SCOTUS Sides With Trump in Speech Case
The Supreme Court has backed the Trump administration in a dispute over a policy limiting what federal immigration judges can publicly say about immigration.
The policy, which requires immigration judges to get approval before making public remarks tied to their official duties, began during Trump’s first term and was revised under the Biden administration. The immigration judges — who work for the Justice Department, not the judicial branch — first sued in 2020, arguing the rule was unconstitutional.
In an unsigned ruling with no noted dissents released this morning, the justices threw out a lower court decision that had favored the judges and sent the case back to that court for more proceedings. The ruling did not decide whether the policy itself violates the First Amendment’s free speech protections.
Court Blocks Alabama’s GOP-Drawn Map
A federal court has barred Alabama from using its Republican-drawn congressional map in this year’s midterm elections, two weeks after the Supreme Court cleared the way for the state to use that map.
On May 11, the Supreme Court set aside an earlier ruling against the map and sent the case back to a three-judge panel, telling it to reconsider the case in light of a separate decision that weakened the Voting Rights Act and struck down a second Black-majority district in Louisiana. Alabama officials then moved to use the map. Yesterday the same panel again blocked it, finding the map intentionally discriminated against Black voters in violation of the Constitution.
The state’s attorney general said he would appeal to the US Supreme Court.
The judges also set a trial for next year to fully examine the map’s legality.

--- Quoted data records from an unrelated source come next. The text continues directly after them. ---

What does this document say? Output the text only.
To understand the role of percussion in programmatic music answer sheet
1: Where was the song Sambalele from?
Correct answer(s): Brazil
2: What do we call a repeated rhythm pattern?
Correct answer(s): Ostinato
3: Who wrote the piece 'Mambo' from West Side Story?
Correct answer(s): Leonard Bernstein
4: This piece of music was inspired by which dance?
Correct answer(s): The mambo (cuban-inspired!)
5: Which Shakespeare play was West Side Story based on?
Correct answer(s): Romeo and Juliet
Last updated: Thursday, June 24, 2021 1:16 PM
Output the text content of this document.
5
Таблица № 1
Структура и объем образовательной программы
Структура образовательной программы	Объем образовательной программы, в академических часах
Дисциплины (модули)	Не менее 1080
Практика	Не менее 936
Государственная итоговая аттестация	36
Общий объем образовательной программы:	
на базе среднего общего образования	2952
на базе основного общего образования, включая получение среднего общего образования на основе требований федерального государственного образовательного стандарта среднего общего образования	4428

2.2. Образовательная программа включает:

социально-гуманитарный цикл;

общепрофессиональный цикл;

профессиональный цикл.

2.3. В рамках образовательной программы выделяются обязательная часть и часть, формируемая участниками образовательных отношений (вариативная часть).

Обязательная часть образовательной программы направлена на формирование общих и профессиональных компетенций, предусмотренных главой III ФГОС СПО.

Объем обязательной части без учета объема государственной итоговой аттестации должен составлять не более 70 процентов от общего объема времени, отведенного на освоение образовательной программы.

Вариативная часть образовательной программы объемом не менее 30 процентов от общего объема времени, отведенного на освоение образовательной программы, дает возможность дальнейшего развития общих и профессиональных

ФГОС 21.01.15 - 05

Separately, a similar redistricting fight ended differently in South Carolina today, where the Republican-led state Senate voted against advancing a new congressional map that would have eliminated the state’s only majority-Black district — long represented by Democratic Rep. James Clyburn — and given Republicans a chance to win the seat. The rejection was a surprise, given President Trump had urged lawmakers to pass the map; the state House had approved it last week.
Pope Leo XIV Apologizes for Catholic Church’s Role in Slavery
Pope Leo XIV issued the most explicit apology a pope has made for the Catholic Church’s role in slavery, acknowledging that past popes helped legitimize the practice and that the church failed for centuries to condemn it.
He made the apology in his first encyclical — a formal letter from the pope to the world’s Catholic bishops and ordinary Catholics on matters of doctrine and morality — released yesterday. Leo called the church’s record a “wound in Christian memory.”
Earlier popes had apologized for the church’s involvement in the trans-Atlantic slave trade, but none had acknowledged that past popes gave European rulers explicit authority to subjugate and enslave non-Christians.
ICE Agents Pepper-Spray Protestors at NJ Detention Center
US Sen. Andy Kim, a New Jersey Democrat, was struck by pepper spray yesterday outside an immigration detention center in Newark, where he had gone to support detainees on a hunger strike. Kim said he had trouble breathing after the chemicals were deployed and was treated by medics at the scene. During the demonstrations, ICE agents pepper-sprayed protesters, pushed people back with batons and deployed an armored vehicle. Several demonstrators were arrested.
The detainees at Delaney Hall, a privately run, 1,000-bed facility that currently holds about 300 people, began a hunger and work strike late last week to protest conditions including poor food, a lack of medical care and excessive heat.
Democratic Gov. Mikie Sherrill and several members of Congress were denied entry to the facility over the holiday weekend.